After photographing the Stones in the studio, Life magazine commissioned Jim Marshall to cover the infamous ‘72 tour. Also on the tour were Annie Leibowitz, Truman Capote and Robert Frank. Frank's film, 'Cocksucker Blues' has never been released at Jagger's insistence and is only ever shown if Robert Frank is in attendance.
The Stones' American tour followed the release of one of their greatest albums, Exile on Main St., on 12 May 1972. The tour began on 3 June and ended on 26 July with a birthday party for Mick Jagger.
Loneliness on the road. Mick Taylor was the guitarist who replaced Brian Jones and was eventually replaced by Ronnie Wood - seen here on his own in his hotel room practicing his guitar.
Charlie Watts famously said being in the Stones was "5 years of working and 20 years of hanging about." Here he looks bored sitting around, with his drum sticks, waiting to go on.
Mick'n'Jack.

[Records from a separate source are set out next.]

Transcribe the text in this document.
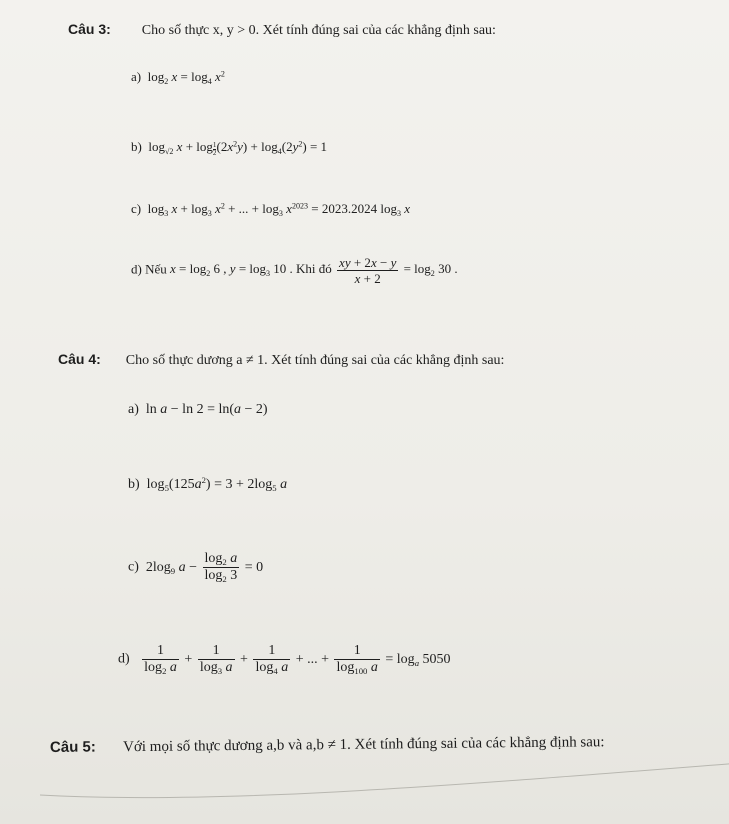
Câu 3: Cho số thực x, y > 0. Xét tính đúng sai của các khẳng định sau:
a)  $\log_2 x = \log_4 x^2$
b)  $\log_{√2} x + \log \frac{1}{2} (2x^2y) + \log_4(2y^2) = 1$
c)  $\log_3 x + \log_3 x^2$ + ... + $\log_3 x^{2023} = 2023.2024$ $\log_3 x$
d) Nếu $x = \log_2 6$ , $y = \log_3 10$ . Khi đó $\frac{xy + 2x - y}{x + 2} = \log_2 30$ .
Câu 4: Cho số thực dương a ≠ 1. Xét tính đúng sai của các khẳng định sau:
a)  ln a − ln 2 = ln(a − 2)
b)  $\log_5(125a^2) = 3 + 2\log_5$ a
c)  $2\log_9$ $a - \frac{\log_2 a}{\log_2 3} = 0$
$d) \frac{1}{\log_2 a} + \frac{1}{\log_3 a} + \frac{1}{\log_4 a}$ + ... + $\frac{1}{\log_{100} a} = \log_a 5050$
Câu 5: Với mọi số thực dương a,b và a,b ≠ 1. Xét tính đúng sai của các khẳng định sau:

Rock critic Robert Christgau wrote that during the tour Jagger was in a playful mood: "undercut[ting] his fabled demonism by playing the clown, the village idiot, the marionette."

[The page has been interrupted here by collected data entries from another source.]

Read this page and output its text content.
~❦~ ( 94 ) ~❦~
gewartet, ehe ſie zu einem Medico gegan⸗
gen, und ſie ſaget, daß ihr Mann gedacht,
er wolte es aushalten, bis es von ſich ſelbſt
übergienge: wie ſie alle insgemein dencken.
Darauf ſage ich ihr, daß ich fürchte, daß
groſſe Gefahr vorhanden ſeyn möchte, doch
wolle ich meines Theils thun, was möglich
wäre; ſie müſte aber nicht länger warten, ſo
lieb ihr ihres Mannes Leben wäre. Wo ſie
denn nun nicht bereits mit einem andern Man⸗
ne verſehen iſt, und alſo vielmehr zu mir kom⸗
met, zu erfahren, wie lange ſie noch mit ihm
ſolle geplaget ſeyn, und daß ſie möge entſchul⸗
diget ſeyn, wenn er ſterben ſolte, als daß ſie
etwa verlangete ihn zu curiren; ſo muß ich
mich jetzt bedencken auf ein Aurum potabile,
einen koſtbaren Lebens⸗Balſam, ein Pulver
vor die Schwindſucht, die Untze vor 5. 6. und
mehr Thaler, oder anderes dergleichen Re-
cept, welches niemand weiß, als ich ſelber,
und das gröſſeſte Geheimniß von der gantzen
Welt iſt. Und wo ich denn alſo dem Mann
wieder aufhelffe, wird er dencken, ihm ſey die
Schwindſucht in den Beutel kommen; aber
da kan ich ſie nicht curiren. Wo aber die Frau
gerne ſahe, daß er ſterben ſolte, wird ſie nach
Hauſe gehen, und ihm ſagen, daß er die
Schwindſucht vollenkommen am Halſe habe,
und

The tour was one of the first large scale tours, as we now know them. The partying was excessive and the journalist from the magazine complained to the editor that Jim Marshall was partying with the band more than he was taking pictures - still Jim got the cover shot and a big photo feature and hundreds of great pictures.

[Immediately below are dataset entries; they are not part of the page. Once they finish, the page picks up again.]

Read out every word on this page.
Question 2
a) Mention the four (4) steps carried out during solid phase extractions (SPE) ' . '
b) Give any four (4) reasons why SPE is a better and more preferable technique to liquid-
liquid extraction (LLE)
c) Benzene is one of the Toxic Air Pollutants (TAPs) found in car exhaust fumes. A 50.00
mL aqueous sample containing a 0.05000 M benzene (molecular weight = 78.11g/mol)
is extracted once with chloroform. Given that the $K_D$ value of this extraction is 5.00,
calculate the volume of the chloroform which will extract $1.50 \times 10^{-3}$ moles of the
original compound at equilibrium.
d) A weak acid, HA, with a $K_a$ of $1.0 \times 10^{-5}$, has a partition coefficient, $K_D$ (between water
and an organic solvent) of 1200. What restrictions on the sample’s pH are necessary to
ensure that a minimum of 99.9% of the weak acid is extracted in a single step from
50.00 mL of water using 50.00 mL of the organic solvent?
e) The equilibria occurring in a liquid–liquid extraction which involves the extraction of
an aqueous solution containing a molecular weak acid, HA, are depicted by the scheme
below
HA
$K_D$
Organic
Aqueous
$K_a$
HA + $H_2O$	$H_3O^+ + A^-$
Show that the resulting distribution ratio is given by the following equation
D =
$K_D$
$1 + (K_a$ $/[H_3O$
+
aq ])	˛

Photographer Jim Marshall once revealed: “Whenever anyone asks me how I got the photographs I did, why I was often the only photographer present or got such unique access I reply simply, ‘Trust’. Without trust between the subject and myself I couldn’t work the way I did. I have to have total access, be allowed where I want, when I want and do my thing the way I do.”
While touring the States the band still found time to get into the studio to cut new material to capitalise on Mick and Keith's peerless creative streak.
Keith'n'Jack. Keith Richards said of photographer Jim Marshall: “Once Jim was in he was another Stone. He caught us with our trousers down and got the ups and downs. I love his work, which must have been frustrating to do at times. But that is what happens on gigs like this. Wonderful work, and a great guy.”
The 1969 Altamont free concert, where a fan had been killed by a Hell's Angel, continued to haunt the band. Due to a rumoured bounty from the Hells Angels calling for Jagger to be assassinated, Richards carried a .38 caliber revolver during the tour.
The backstage area is very basic, no glamour, trestle tables and bowls of fruit. Everyone in one room, and at this point they were the biggest band in the world.
More than just a tour, the Stones in 1972 became a major pop cultural event of the time. "The Greatest Rock 'n' Roll Band in the World" were seen as purveyors of raw rock'n'roll energy, steeped in bohemian decadence.